Due to the riots at Dagestan’s airport, Russian President Vladimir Putin is meeting today with representatives of the security forces, the Prime Minister and members of parliament.

Hundreds of people stormed the tarmac in Makhachkala, the capital of the predominantly Muslim republic of Dagestan in the southern Russian Federation, on Sunday evening when it was announced that a plane from Israel would land there.

Before officers could control the situation, the crowd chased the bus with passengers and threw stones at it. Protesters also checked cars leaving the airport for Jews.

The Russian Ministry of Internal Affairs announced that more than 150 participants in the riots had been identified (independent media reported that 1,500 people took part in the incidents) and that 60 suspects had been arrested. Twenty people were injured, five of them are in hospital.

The airport resumed operations on Monday afternoon.

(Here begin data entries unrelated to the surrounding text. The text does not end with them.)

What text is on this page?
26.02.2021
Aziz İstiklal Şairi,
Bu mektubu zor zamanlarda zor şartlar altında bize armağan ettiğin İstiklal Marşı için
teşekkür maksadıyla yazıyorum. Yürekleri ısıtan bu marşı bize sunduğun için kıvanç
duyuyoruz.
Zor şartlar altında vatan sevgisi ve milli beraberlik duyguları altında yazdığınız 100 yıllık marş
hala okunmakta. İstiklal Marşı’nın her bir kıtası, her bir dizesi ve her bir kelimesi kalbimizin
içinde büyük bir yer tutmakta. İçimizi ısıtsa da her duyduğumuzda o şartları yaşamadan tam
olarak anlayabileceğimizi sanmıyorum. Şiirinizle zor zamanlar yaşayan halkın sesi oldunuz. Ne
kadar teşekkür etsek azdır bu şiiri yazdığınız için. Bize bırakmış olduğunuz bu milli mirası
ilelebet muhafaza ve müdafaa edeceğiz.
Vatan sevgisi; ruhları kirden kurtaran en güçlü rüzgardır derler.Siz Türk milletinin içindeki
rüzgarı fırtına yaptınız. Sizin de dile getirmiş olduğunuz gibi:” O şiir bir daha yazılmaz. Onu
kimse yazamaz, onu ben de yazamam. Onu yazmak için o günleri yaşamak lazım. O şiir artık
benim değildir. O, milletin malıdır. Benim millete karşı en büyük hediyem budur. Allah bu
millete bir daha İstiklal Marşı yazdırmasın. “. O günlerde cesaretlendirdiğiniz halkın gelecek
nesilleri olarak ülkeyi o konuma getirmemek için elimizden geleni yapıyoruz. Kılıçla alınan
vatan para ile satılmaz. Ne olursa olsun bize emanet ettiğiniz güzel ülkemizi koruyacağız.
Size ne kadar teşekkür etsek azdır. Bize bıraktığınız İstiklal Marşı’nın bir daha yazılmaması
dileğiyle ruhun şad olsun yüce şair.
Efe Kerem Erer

Putin responds to riots at Dagestan airport

“President Putin plans to convene a large representative meeting tonight around 7 p.m. to discuss attempts by the West to use events in the Middle East to divide Russian society,” said Dmitry Peskov, a spokesman for the Kremlin.

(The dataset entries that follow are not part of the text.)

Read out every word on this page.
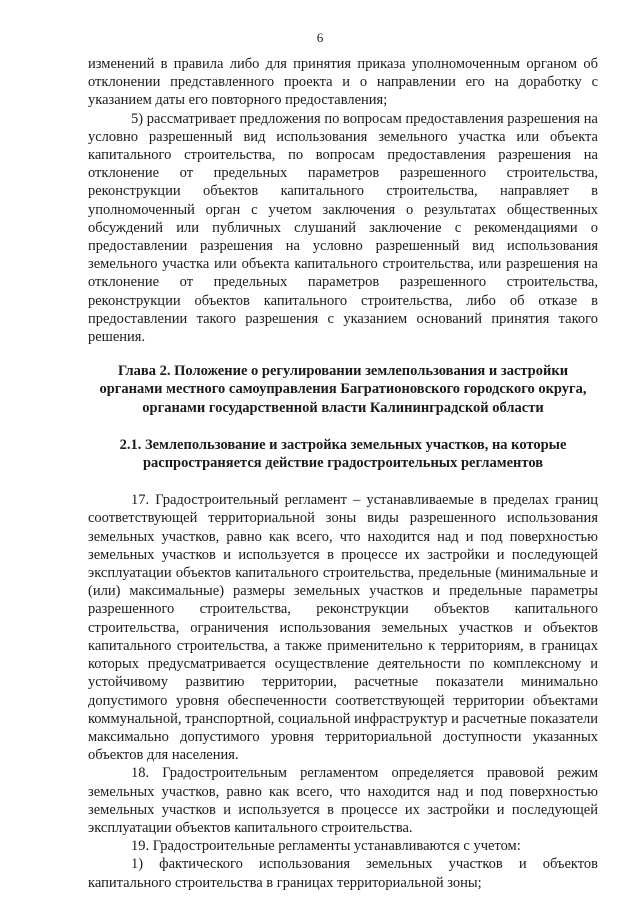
6

изменений в правила либо для принятия приказа уполномоченным органом об отклонении представленного проекта и о направлении его на доработку с указанием даты его повторного предоставления;

5) рассматривает предложения по вопросам предоставления разрешения на условно разрешенный вид использования земельного участка или объекта капитального строительства, по вопросам предоставления разрешения на отклонение от предельных параметров разрешенного строительства, реконструкции объектов капитального строительства, направляет в уполномоченный орган с учетом заключения о результатах общественных обсуждений или публичных слушаний заключение с рекомендациями о предоставлении разрешения на условно разрешенный вид использования земельного участка или объекта капитального строительства, или разрешения на отклонение от предельных параметров разрешенного строительства, реконструкции объектов капитального строительства, либо об отказе в предоставлении такого разрешения с указанием оснований принятия такого решения.

Глава 2. Положение о регулировании землепользования и застройки органами местного самоуправления Багратионовского городского округа, органами государственной власти Калининградской области

2.1. Землепользование и застройка земельных участков, на которые распространяется действие градостроительных регламентов

17. Градостроительный регламент – устанавливаемые в пределах границ соответствующей территориальной зоны виды разрешенного использования земельных участков, равно как всего, что находится над и под поверхностью земельных участков и используется в процессе их застройки и последующей эксплуатации объектов капитального строительства, предельные (минимальные и (или) максимальные) размеры земельных участков и предельные параметры разрешенного строительства, реконструкции объектов капитального строительства, ограничения использования земельных участков и объектов капитального строительства, а также применительно к территориям, в границах которых предусматривается осуществление деятельности по комплексному и устойчивому развитию территории, расчетные показатели минимально допустимого уровня обеспеченности соответствующей территории объектами коммунальной, транспортной, социальной инфраструктур и расчетные показатели максимально допустимого уровня территориальной доступности указанных объектов для населения.

18. Градостроительным регламентом определяется правовой режим земельных участков, равно как всего, что находится над и под поверхностью земельных участков и используется в процессе их застройки и последующей эксплуатации объектов капитального строительства.

19. Градостроительные регламенты устанавливаются с учетом:

1) фактического использования земельных участков и объектов капитального строительства в границах территориальной зоны;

According to him, the president will personally appear at the meeting, give a speech and then participate in the meeting, which will take place behind closed doors.

When Peskov was previously asked about the events at Makhachkala airport, he suggested it was a “provocation from outside.” He argued that against the backdrop of television material showing that “the horrors of what is happening in the Gaza Strip – the deaths of civilians, children, the elderly and doctors – it is very easy for unfriendly people (Russia – ed.) to turn the situation around to provoke and incite.”

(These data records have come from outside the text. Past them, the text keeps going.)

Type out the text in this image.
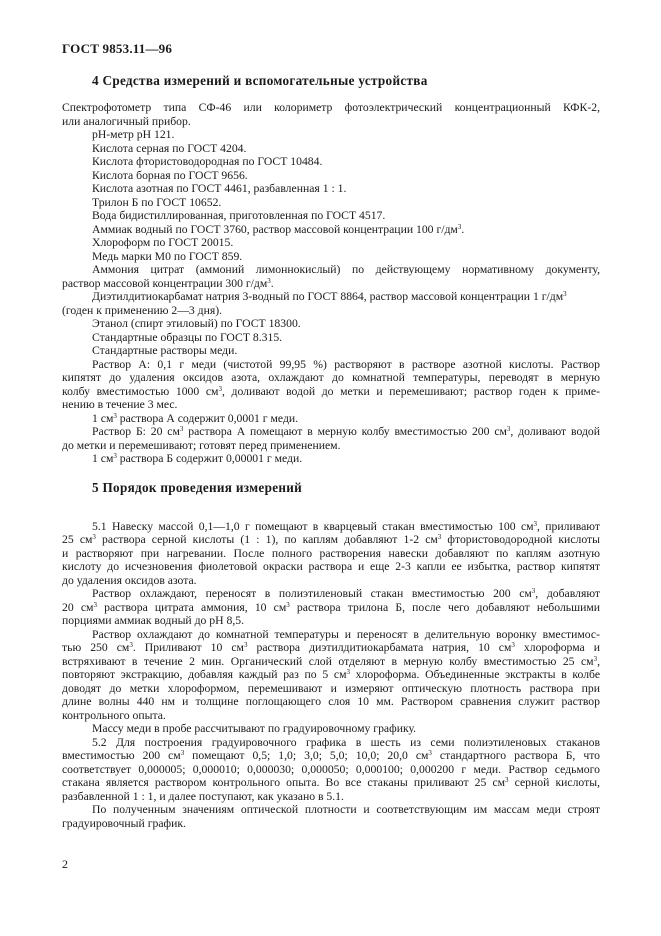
ГОСТ 9853.11—96
4 Средства измерений и вспомогательные устройства
Спектрофотометр типа СФ-46 или колориметр фотоэлектрический концентрационный КФК-2,
или аналогичный прибор.
рН-метр рН 121.
Кислота серная по ГОСТ 4204.
Кислота фтористоводородная по ГОСТ 10484.
Кислота борная по ГОСТ 9656.
Кислота азотная по ГОСТ 4461, разбавленная 1 : 1.
Трилон Б по ГОСТ 10652.
Вода бидистиллированная, приготовленная по ГОСТ 4517.
Аммиак водный по ГОСТ 3760, раствор массовой концентрации 100 $г/дм^3$.
Хлороформ по ГОСТ 20015.
Медь марки М0 по ГОСТ 859.
Аммония цитрат (аммоний лимоннокислый) по действующему нормативному документу,
раствор массовой концентрации 300 $г/дм^3$.
Диэтилдитиокарбамат натрия 3-водный по ГОСТ 8864, раствор массовой концентрации 1 $г/дм^3$
(годен к применению 2—3 дня).
Этанол (спирт этиловый) по ГОСТ 18300.
Стандартные образцы по ГОСТ 8.315.
Стандартные растворы меди.
Раствор А: 0,1 г меди (чистотой 99,95 %) растворяют в растворе азотной кислоты. Раствор
кипятят до удаления оксидов азота, охлаждают до комнатной температуры, переводят в мерную
колбу вместимостью 1000 $см^3$, доливают водой до метки и перемешивают; раствор годен к приме-
нению в течение 3 мес.
1 $см^3$ раствора А содержит 0,0001 г меди.
Раствор Б: 20 $см^3$ раствора А помещают в мерную колбу вместимостью 200 $см^3$, доливают водой
до метки и перемешивают; готовят перед применением.
1 $см^3$ раствора Б содержит 0,00001 г меди.
5 Порядок проведения измерений
5.1 Навеску массой 0,1—1,0 г помещают в кварцевый стакан вместимостью 100 $см^3$, приливают
25 $см^3$ раствора серной кислоты (1 : 1), по каплям добавляют 1-2 $см^3$ фтористоводородной кислоты
и растворяют при нагревании. После полного растворения навески добавляют по каплям азотную
кислоту до исчезновения фиолетовой окраски раствора и еще 2-3 капли ее избытка, раствор кипятят
до удаления оксидов азота.
Раствор охлаждают, переносят в полиэтиленовый стакан вместимостью 200 $см^3$, добавляют
20 $см^3$ раствора цитрата аммония, 10 $см^3$ раствора трилона Б, после чего добавляют небольшими
порциями аммиак водный до рН 8,5.
Раствор охлаждают до комнатной температуры и переносят в делительную воронку вместимос-
тью 250 $см^3$. Приливают 10 $см^3$ раствора диэтилдитиокарбамата натрия, 10 $см^3$ хлороформа и
встряхивают в течение 2 мин. Органический слой отделяют в мерную колбу вместимостью 25 $см^3$,
повторяют экстракцию, добавляя каждый раз по 5 $см^3$ хлороформа. Объединенные экстракты в колбе
доводят до метки хлороформом, перемешивают и измеряют оптическую плотность раствора при
длине волны 440 нм и толщине поглощающего слоя 10 мм. Раствором сравнения служит раствор
контрольного опыта.
Массу меди в пробе рассчитывают по градуировочному графику.
5.2 Для построения градуировочного графика в шесть из семи полиэтиленовых стаканов
вместимостью 200 $см^3$ помещают 0,5; 1,0; 3,0; 5,0; 10,0; 20,0 $см^3$ стандартного раствора Б, что
соответствует 0,000005; 0,000010; 0,000030; 0,000050; 0,000100; 0,000200 г меди. Раствор седьмого
стакана является раствором контрольного опыта. Во все стаканы приливают 25 $см^3$ серной кислоты,
разбавленной 1 : 1, и далее поступают, как указано в 5.1.
По полученным значениям оптической плотности и соответствующим им массам меди строят
градуировочный график.
2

Zakharova found those responsible for the attack on the plane from Israel. This is Ukraine

Russian Foreign Ministry spokeswoman Maria Zakharova spoke in a similar tone, arguing that the riots in Dagestan “are the result of a planned and executed external provocation aimed at undermining harmonious development and ethno-religious unity of the people of the Russian Federation.”

According to her, in carrying out the riots, “a direct and key role was entrusted to the criminal regime in Kiev, which in turn acted through the notorious Russians living there.”

Zakharova is convinced that “a quick and unequivocal response from Russia’s leadership and coordinated, clear and proportionate actions by the country’s law enforcement agencies are a clear answer for all those who hope to sow confusion and discord in Russia.”